As used herein, the terms “A or B” and “A and/or B” are intended to encompass A, B, or {A and B}. Further, the terms “A, B, or C” and “A, B, and/or C” are intended to encompass single items, pairs of items, or all items, that is, all of: A, B, C, {A and B}, {A and C}, {B and C}, and {A and B and C}. The term “or” as used herein means “and/or.”
As used herein, language such as “at least one of X, Y, and Z,” “at least one of X, Y, or Z,” “at least one or more of X, Y, and Z,” “at least one or more of X, Y, or Z,” “at least one or more of X, Y, and/or Z,” or “at least one of X, Y, and/or Z,” is intended to be inclusive of both a single item (e.g., just X, or just Y, or just Z) and multiple items (e.g., {X and Y}, {X and Z}, {Y and Z}, or {X, Y, and Z}). The phrase “at least one of” and similar phrases are not intended to convey a requirement that each possible item must be present, although each possible item may be present.
The techniques presented and claimed herein are referenced and applied to material objects and concrete examples of a practical nature that demonstrably improve the present technical field and, as such, are not abstract, intangible or purely theoretical. Further, if any claims appended to the end of this specification contain one or more elements designated as “means for [perform] ing [a function] . . . ” or “step for [perform] ing [a function] . . . ”, it is intended that such elements are to be interpreted under 35 U.S.C. § 112 (f).
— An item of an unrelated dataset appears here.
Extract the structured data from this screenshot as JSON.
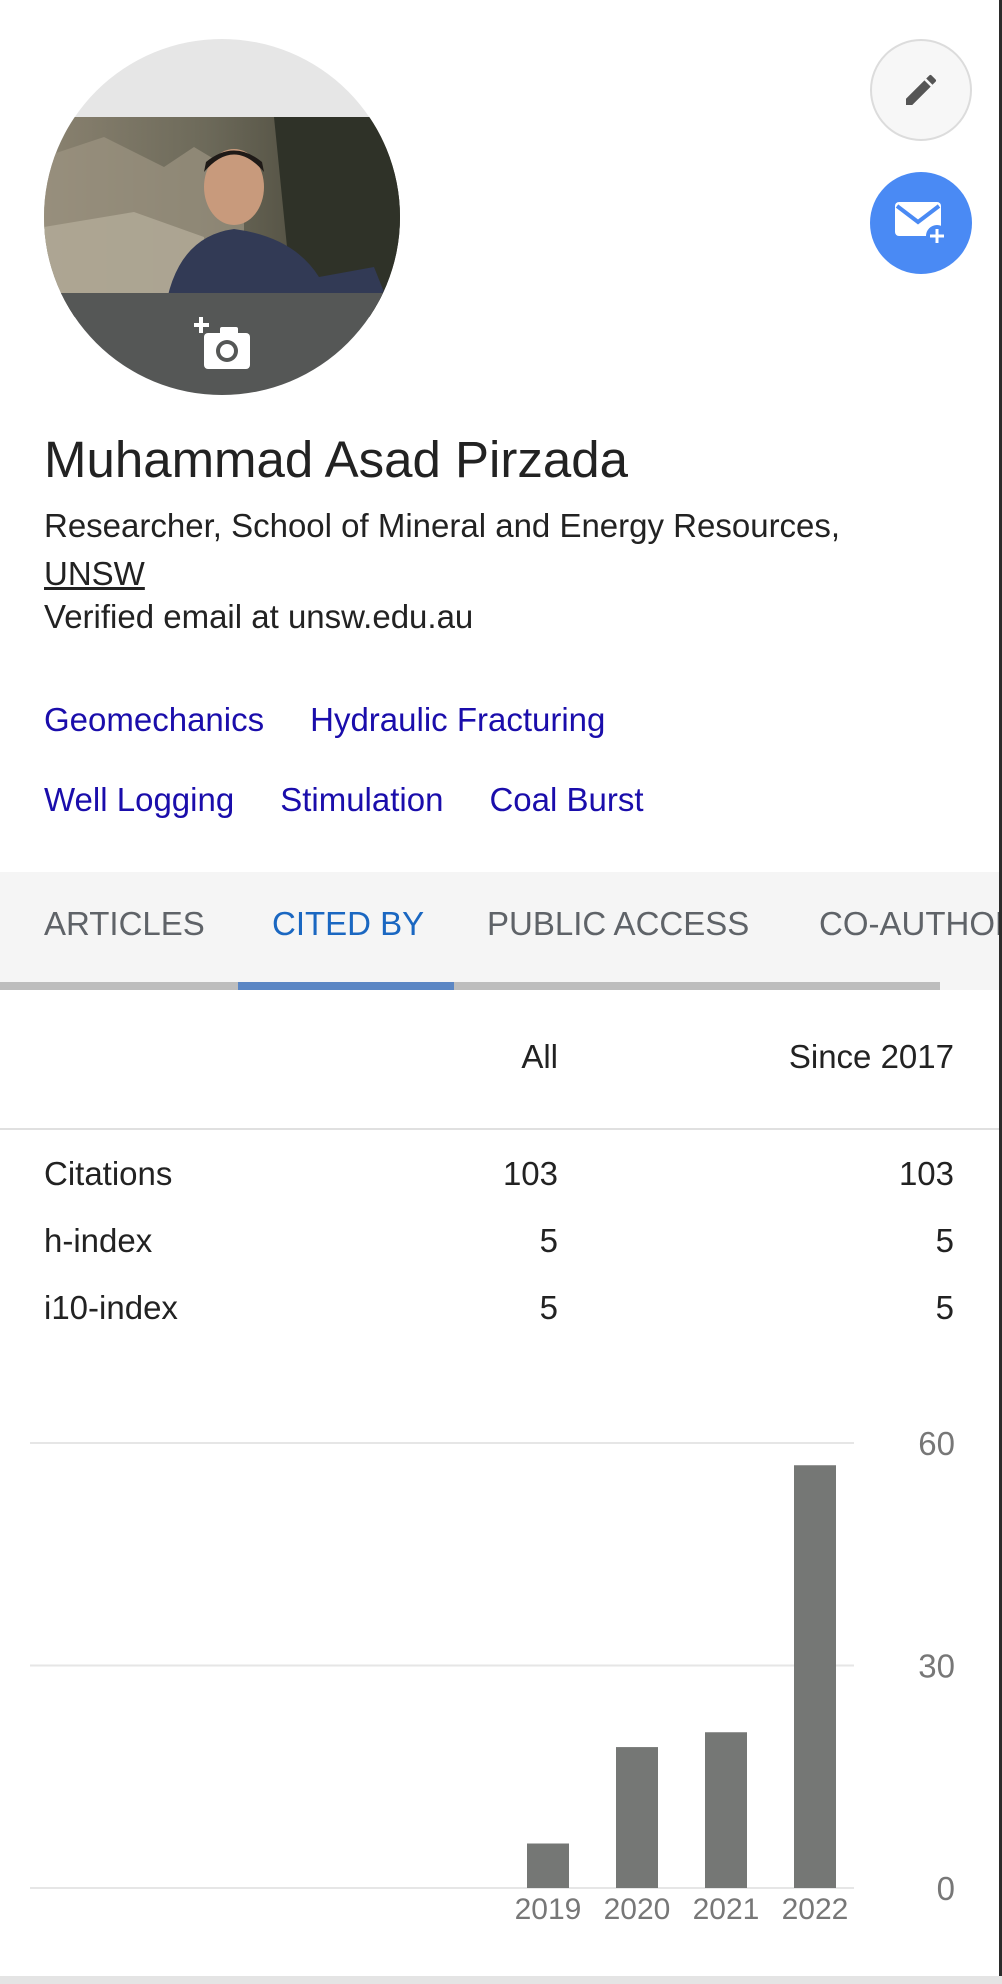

However, for any claims containing elements designated in any other manner, it is intended that such elements are not to be interpreted under 35 U.S.C. § 112 (f).
While the invention has been described with reference to the exemplary examples thereof, those skilled in the art will be able to make various modifications to the described examples without departing from the true spirit and scope. The terms and descriptions used herein are set forth by way of illustration only and are not meant as limitations. In particular, although the method has been described by examples, the steps of the method can be performed in a different order than illustrated or simultaneously. Those skilled in the art will recognize that these and other variations are possible within the spirit and scope as defined in the following claims and their equivalents.